91% of workers at companies led by leaders that support well-being efforts say they feel satisfied with and motivated to do their best at their jobs. (American Psychological Association)
Let that sink in……
Now, I wanted to share with you all a philosophy that I was reading about recently and something which I believe, whatever your industry, you should think about executing
It is called “Yes if” – so when we are presented with an idea or a challenge rather than say No, Because, we say Yes if. How many times already this week have you heard a manager or colleague use the word “No”? Maybe you yourself have whispered those very words?

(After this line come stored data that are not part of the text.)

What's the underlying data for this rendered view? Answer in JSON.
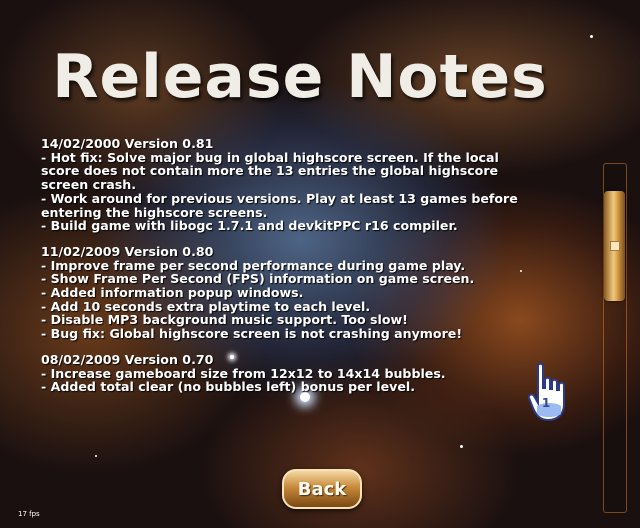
{
  "title": "Release Notes",
  "notes": [
    "14/02/2000 Version 0.81",
    "- Hot fix: Solve major bug in global highscore screen. If the local",
    "  score does not contain more the 13 entries the global highscore",
    "  screen crash.",
    "- Work around for previous versions. Play at least 13 games before",
    "  entering the highscore screens.",
    "- Build game with libogc 1.7.1 and devkitPPC r16 compiler.",
    "",
    "11/02/2009 Version 0.80",
    "- Improve frame per second performance during game play.",
    "- Show Frame Per Second (FPS) information on game screen.",
    "- Added information popup windows.",
    "- Add 10 seconds extra playtime to each level.",
    "- Disable MP3 background music support. Too slow!",
    "- Bug fix: Global highscore screen is not crashing anymore!",
    "",
    "08/02/2009 Version 0.70",
    "- Increase gameboard size from 12x12 to 14x14 bubbles.",
    "- Added total clear (no bubbles left) bonus per level."
  ],
  "cursor_player": "1",
  "back_label": "Back",
  "fps_label": "17 fps",
  "colors": {
    "button": "#c88a3a",
    "scroll": "#e0a850",
    "text": "#ffffff"
  }
}
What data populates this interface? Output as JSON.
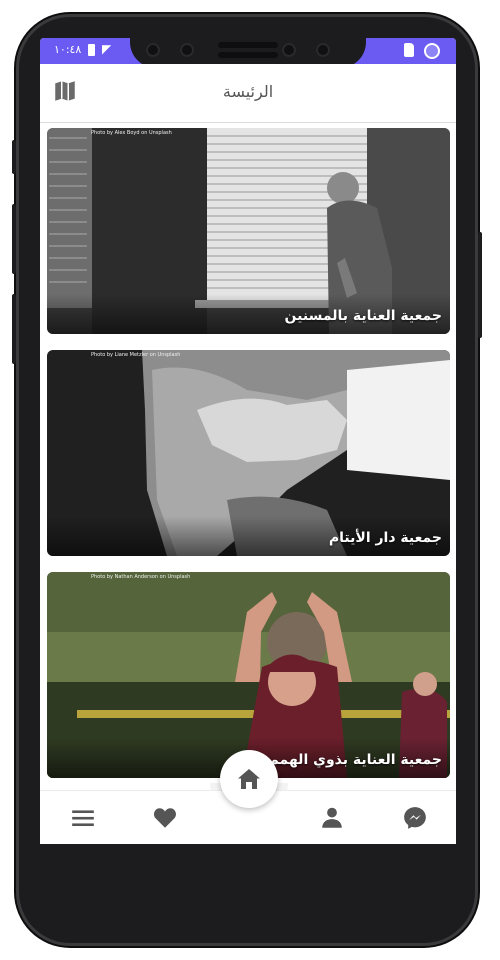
{
  "status_bar": {
    "time": "١٠:٤٨"
  },
  "app_bar": {
    "title": "الرئيسة"
  },
  "cards": [
    {
      "title": "جمعية العناية بالمسنين",
      "credit": "Photo by Alex Boyd on Unsplash"
    },
    {
      "title": "جمعية دار الأيتام",
      "credit": "Photo by Liane Metzler on Unsplash"
    },
    {
      "title": "جمعية العناية بذوي الهمم",
      "credit": "Photo by Nathan Anderson on Unsplash"
    }
  ],
  "icons": {
    "map": "map-icon",
    "home": "home-icon",
    "menu": "hamburger-menu-icon",
    "favorites": "heart-icon",
    "profile": "person-icon",
    "messenger": "messenger-icon"
  },
  "colors": {
    "status_bar": "#6b5bf2",
    "icon": "#555555"
  }
}
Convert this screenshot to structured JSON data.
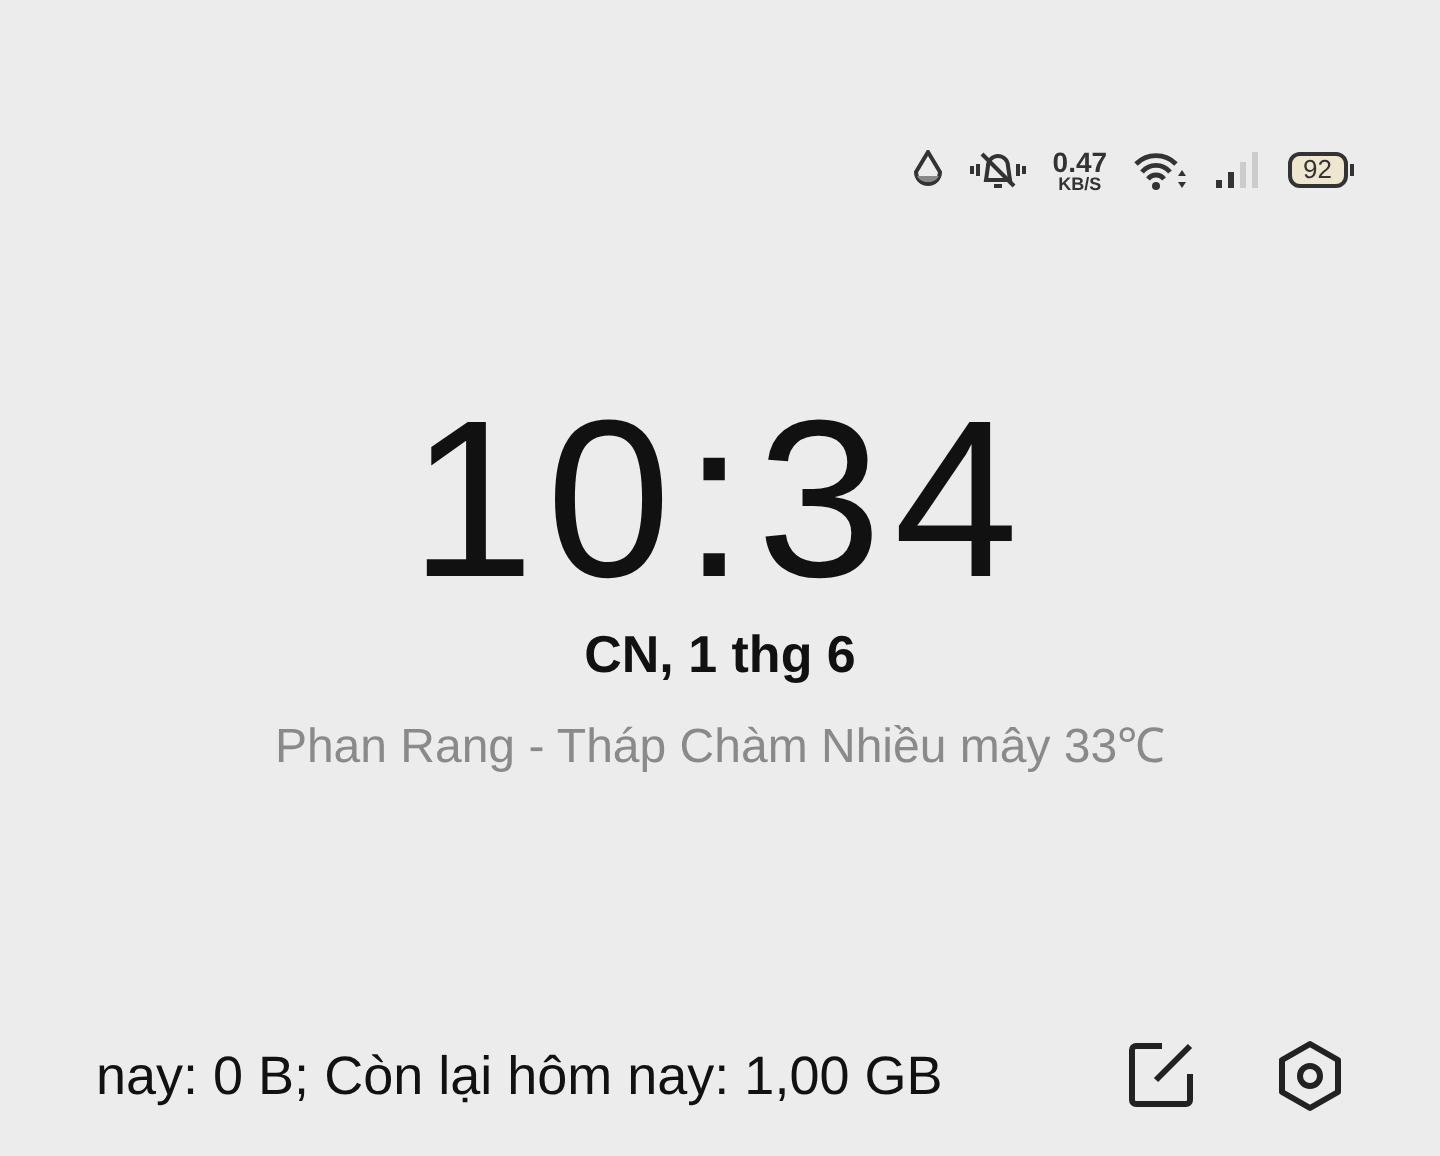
{
  "status_bar": {
    "speed_value": "0.47",
    "speed_unit": "KB/S",
    "battery": "92"
  },
  "clock": {
    "time": "10:34",
    "date": "CN, 1 thg 6",
    "weather": "Phan Rang - Tháp Chàm Nhiều mây 33℃"
  },
  "footer": {
    "data_usage": "nay: 0 B; Còn lại hôm nay: 1,00 GB"
  }
}
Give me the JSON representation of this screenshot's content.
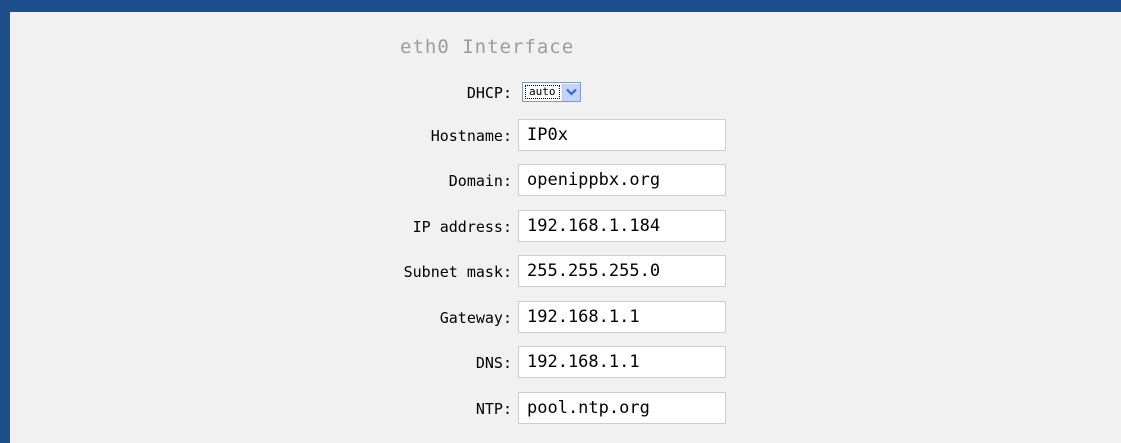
{
  "section": {
    "title": "eth0 Interface"
  },
  "dhcp": {
    "label": "DHCP:",
    "value": "auto"
  },
  "fields": [
    {
      "label": "Hostname:",
      "value": "IP0x"
    },
    {
      "label": "Domain:",
      "value": "openippbx.org"
    },
    {
      "label": "IP address:",
      "value": "192.168.1.184"
    },
    {
      "label": "Subnet mask:",
      "value": "255.255.255.0"
    },
    {
      "label": "Gateway:",
      "value": "192.168.1.1"
    },
    {
      "label": "DNS:",
      "value": "192.168.1.1"
    },
    {
      "label": "NTP:",
      "value": "pool.ntp.org"
    }
  ],
  "colors": {
    "frame": "#1f4e8c",
    "panel": "#f1f1f1",
    "title": "#9c9c9c",
    "dropdown_arrow": "#3a64c9"
  },
  "icons": {
    "dropdown": "chevron-down-icon"
  }
}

Let us not mistake this way of responding as blindly agreeing to something – it is merely a positive way of coming to an agreement or solution, whichever is more appropriate to the situation. It can be vital in establishing a dual dialog, resulting in effective collaboration all round. More importantly, a sense of well-being and satisfaction
Why else is the “Yes, if” theory perhaps successful:
1. Creates fresh solutions
2. Changes outcomes in an often unique way
3. Increases productivity of workforce
4. Encourages positivity
5. Feeling of satisfaction
Let’s put this into practice shall we……
- Employee of Banter Ltd: David, could I please talk to you about my pet hamsters left foot?
- MD of Banter Ltd: Yes, if you are able to grab me at 530pm after I have finished this report
- David could have easily said “No because I’m too busy and that is too irrelevant”.
A light hearted example but you see where I’m coming from. As leaders, it can become too common to forget the direct impact our responses have, so whilst a lot of the time, the intention may not be to upset or “push away” colleagues, the way in which you respond may very well do that. Ultimately the word “Yes” has a far better ring to it and opens up a more communicative way of thinking and working.
Try it out today. In fact, try it for the next 24 hours in your business and see the effect it may have. I’ll now refer back to the statistic at the beginning – if 91% of your workforce felt satisfied with you own well-being efforts, would you see this as a success?